Z tego też powodu pod koniec marca w warszawskiej Zajezdni przy ul. Redutowej odbyły się po raz kolejny już ćwiczenia zorganizowane przez Centralny Pododdział Kontrterrorystyczny Policji „BOA”. Tym razem scenariusz szkolenia dotyczył prowadzenia działań kontrterrorystycznych przez policyjnych specjalsów w przypadku wystąpienia zdarzenia o charakterze terrorystycznym w stolicy naszego kraju.
Sam epizod zakładał, że do jednego z budynków wdarli się sprawcy z długą bronią palną. Wraz z nimi w środku znaleźli się także zakładnicy. Podczas rozmowy z operatorem numeru 112 napastnicy poinformowali, że jest to zamach terrorystyczny i zażądali kontaktu z negocjatorem. Kiedy na miejscu zdarzenia pojawił się patrol policji, terroryści oddali kilka strzałów z broni palnej w jego kierunku. Dalsza część scenariusza zakładała podjęcie negocjacji z terrorystami. – Ich celem było doprowadzenie do poddania się sprawców sytuacji kryzysowej i uwolnienia zakładników. Negocjatorom policyjnym udało się uwolnić jednego z zakładników, który był ciężko ranny – mówi koordynator ćwiczeń z ramienia CPKP „BOA” i tłumaczy: - Poprzez negocjacje dążymy do rozwiązania sytuacji kryzysowej bez użycia siły. Obniżając poziom negatywnych emocji u sprawcy, staramy się zminimalizować zagrożenie zarówno dla zakładników, sprawców jak i samych policjantów.
Uwolniony ranny zakładnik został następnie przewieziony pojazdem opancerzonym w miejsce, gdzie można go było przekazać Zespołowi Medycznemu. Zanim to jednak nastąpiło, ratownicy medyczni zespołu bojowego, jeszcze w pojeździe pancernym, udzielili rannemu pierwszej pomocy przedmedycznej. Był to kolejny element ćwiczeń, któremu musieli sprostać ich uczestnicy.

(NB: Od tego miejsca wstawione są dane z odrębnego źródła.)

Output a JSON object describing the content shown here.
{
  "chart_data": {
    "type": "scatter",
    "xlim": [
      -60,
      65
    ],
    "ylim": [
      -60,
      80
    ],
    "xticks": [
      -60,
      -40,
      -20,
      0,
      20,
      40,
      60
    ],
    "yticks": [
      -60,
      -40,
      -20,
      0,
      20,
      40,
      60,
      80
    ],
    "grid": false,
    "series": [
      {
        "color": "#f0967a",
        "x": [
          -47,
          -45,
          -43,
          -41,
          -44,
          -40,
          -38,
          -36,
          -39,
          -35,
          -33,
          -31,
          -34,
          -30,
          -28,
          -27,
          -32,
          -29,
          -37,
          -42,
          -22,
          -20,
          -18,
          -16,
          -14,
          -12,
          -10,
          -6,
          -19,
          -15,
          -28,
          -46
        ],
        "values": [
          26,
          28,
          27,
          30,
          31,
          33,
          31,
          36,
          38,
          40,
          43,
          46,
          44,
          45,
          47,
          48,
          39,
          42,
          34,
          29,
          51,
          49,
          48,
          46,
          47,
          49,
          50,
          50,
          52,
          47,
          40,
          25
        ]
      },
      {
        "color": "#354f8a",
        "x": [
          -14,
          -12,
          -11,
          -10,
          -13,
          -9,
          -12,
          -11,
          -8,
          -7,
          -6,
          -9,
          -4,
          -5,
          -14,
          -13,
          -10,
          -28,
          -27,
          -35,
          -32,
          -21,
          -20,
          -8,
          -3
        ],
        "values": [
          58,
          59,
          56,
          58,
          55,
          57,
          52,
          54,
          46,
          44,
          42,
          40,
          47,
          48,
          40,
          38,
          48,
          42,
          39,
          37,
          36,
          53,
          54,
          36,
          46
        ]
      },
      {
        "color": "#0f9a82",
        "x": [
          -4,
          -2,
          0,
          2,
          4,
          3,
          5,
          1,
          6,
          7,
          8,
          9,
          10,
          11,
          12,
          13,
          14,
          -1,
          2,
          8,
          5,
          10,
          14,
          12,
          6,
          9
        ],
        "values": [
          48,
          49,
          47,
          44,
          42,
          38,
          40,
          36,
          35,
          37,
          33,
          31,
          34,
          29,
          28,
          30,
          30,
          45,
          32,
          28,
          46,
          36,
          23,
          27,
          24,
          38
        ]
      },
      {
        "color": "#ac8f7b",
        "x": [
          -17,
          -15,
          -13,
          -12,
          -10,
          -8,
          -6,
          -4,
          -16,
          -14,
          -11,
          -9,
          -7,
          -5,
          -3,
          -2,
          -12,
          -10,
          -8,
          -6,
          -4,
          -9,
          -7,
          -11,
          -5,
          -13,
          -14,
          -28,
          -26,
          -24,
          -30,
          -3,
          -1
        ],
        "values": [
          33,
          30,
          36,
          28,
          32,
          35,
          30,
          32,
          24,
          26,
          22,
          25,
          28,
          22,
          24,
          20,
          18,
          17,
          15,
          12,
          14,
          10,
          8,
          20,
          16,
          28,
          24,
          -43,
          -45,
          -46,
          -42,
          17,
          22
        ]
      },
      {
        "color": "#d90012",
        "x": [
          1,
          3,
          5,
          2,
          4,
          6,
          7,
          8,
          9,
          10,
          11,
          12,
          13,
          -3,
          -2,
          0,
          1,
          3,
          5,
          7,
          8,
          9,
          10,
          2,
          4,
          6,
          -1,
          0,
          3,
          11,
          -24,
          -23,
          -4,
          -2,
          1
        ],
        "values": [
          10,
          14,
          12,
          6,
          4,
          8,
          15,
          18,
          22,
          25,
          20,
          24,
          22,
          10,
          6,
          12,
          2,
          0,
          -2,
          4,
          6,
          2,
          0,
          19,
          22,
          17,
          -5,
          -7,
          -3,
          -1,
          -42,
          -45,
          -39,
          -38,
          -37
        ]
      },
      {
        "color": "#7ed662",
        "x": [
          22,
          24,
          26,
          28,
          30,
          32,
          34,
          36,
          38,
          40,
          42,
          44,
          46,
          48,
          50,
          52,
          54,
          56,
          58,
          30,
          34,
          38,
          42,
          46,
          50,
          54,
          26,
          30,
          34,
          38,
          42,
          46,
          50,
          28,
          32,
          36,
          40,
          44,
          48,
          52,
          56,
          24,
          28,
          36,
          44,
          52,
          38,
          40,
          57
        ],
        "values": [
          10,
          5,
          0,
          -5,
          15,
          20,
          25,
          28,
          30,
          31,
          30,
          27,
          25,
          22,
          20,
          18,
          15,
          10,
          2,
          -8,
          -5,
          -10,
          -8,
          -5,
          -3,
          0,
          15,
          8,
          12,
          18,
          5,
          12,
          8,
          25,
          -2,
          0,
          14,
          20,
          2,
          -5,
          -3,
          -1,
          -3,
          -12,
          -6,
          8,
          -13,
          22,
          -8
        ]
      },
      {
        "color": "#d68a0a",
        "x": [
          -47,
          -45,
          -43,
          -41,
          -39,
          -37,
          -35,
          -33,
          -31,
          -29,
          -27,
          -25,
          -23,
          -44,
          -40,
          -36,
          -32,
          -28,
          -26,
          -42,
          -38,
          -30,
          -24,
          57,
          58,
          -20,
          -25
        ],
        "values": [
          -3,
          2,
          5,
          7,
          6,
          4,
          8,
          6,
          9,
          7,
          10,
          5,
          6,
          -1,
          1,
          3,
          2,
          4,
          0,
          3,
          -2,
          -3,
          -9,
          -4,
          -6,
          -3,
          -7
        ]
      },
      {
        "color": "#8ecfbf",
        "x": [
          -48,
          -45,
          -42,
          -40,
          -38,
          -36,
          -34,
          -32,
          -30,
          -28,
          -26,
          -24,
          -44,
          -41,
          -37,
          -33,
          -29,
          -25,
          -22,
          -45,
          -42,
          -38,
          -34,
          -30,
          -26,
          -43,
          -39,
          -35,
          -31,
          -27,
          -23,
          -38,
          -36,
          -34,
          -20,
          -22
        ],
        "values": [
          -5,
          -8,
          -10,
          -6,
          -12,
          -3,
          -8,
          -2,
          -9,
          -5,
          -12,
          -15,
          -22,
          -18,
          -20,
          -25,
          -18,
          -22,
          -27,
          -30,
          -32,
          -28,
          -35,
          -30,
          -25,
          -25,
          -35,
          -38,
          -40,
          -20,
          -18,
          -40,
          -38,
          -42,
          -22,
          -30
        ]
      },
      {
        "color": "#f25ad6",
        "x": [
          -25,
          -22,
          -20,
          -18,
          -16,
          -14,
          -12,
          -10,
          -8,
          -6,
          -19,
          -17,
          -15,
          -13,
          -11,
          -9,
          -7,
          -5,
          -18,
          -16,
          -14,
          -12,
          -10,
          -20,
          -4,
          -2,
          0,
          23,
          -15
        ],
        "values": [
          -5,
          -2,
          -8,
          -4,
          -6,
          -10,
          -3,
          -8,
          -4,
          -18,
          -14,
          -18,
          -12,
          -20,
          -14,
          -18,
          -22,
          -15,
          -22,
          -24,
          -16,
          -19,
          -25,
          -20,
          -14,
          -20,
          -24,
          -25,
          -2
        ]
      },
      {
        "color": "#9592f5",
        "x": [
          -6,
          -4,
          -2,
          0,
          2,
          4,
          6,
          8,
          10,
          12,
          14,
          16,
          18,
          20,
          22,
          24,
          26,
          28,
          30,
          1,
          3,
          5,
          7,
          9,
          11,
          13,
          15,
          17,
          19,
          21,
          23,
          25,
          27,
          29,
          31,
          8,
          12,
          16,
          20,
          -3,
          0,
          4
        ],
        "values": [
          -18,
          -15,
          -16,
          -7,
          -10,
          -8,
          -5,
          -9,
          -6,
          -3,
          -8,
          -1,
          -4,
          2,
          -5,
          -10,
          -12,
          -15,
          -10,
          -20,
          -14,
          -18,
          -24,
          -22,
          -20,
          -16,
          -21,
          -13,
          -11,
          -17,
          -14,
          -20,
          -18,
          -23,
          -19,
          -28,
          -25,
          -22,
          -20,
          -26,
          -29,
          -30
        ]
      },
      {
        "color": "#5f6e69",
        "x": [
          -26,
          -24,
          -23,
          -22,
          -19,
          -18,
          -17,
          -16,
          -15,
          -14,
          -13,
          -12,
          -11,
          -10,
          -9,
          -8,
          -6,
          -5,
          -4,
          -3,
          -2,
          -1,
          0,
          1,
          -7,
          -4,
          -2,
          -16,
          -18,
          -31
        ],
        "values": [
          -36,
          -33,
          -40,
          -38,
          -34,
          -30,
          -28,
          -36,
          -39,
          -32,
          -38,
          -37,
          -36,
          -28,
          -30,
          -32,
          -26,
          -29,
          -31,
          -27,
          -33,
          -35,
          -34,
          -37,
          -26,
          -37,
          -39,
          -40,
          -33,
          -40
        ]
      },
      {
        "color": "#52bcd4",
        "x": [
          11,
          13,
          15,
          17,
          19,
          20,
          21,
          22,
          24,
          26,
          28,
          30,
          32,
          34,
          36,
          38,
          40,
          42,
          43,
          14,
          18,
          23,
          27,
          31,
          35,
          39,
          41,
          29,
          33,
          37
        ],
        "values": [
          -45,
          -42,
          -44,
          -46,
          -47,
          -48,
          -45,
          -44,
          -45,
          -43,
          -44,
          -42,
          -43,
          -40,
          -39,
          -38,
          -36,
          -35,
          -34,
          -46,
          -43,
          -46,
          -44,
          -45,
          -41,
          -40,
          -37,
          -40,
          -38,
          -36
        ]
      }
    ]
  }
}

W tym samym czasie negocjatorzy dążyli do uwolnienia kolejnych zakładników. Ponieważ terroryści zagrozili, że w przypadku, gdy nie zostaną spełnione ich żądania, zaczną zabijać przetrzymywane osoby, dowodzący działaniami podjął decyzję o szturmie przy wykorzystaniu opancerzonego TURa. Finałem było odbicie zakładników z rąk napastników oraz zatrzymanie terrorystów.
- Ponieważ w ćwiczeniach oprócz kontrterrorystów z CPKP „BOA” brali udział policyjni specjalsi z SPKP w Warszawie oraz Radomiu a także policjanci z Zespołu Negocjacyjnego z KWP z siedzibą w Radomiu, jednym z głównych celów szkolenia było zgranie i synchronizacja pododdziałów kontrterrorystycznych – mówi koordynator. – Tylko w ten sposób możemy doskonalić swoje umiejętności. Jest to tym bardziej ważne, że tego typu sytuacje, jak te które teraz ćwiczyliśmy, mogą mieć miejsce w każdej chwili. Nie jesteśmy w stanie przewidzieć gdzie i kiedy może dojść do ataku o charakterze terrorystycznym. Szkolenia, w których bierzemy udział, pozwalają nam nie tylko przetestować obowiązujące procedury, ale przede wszystkim lepiej przygotować się na potencjalne zagrożenia. Z tych samych powodów tak ważne jest również to, aby przygotowywany przez nas scenariusz przebiegu ćwiczeń był jak najbardziej realny. To duże wyzwanie zarówno pod względem technicznym, jak i taktycznym. Tu nie ma miejsca na najmniejszy nawet błąd. Tylko w ten sposób, w momencie podejmowania działań podczas realnego zagrożenia, będziemy w stanie mu sprostać.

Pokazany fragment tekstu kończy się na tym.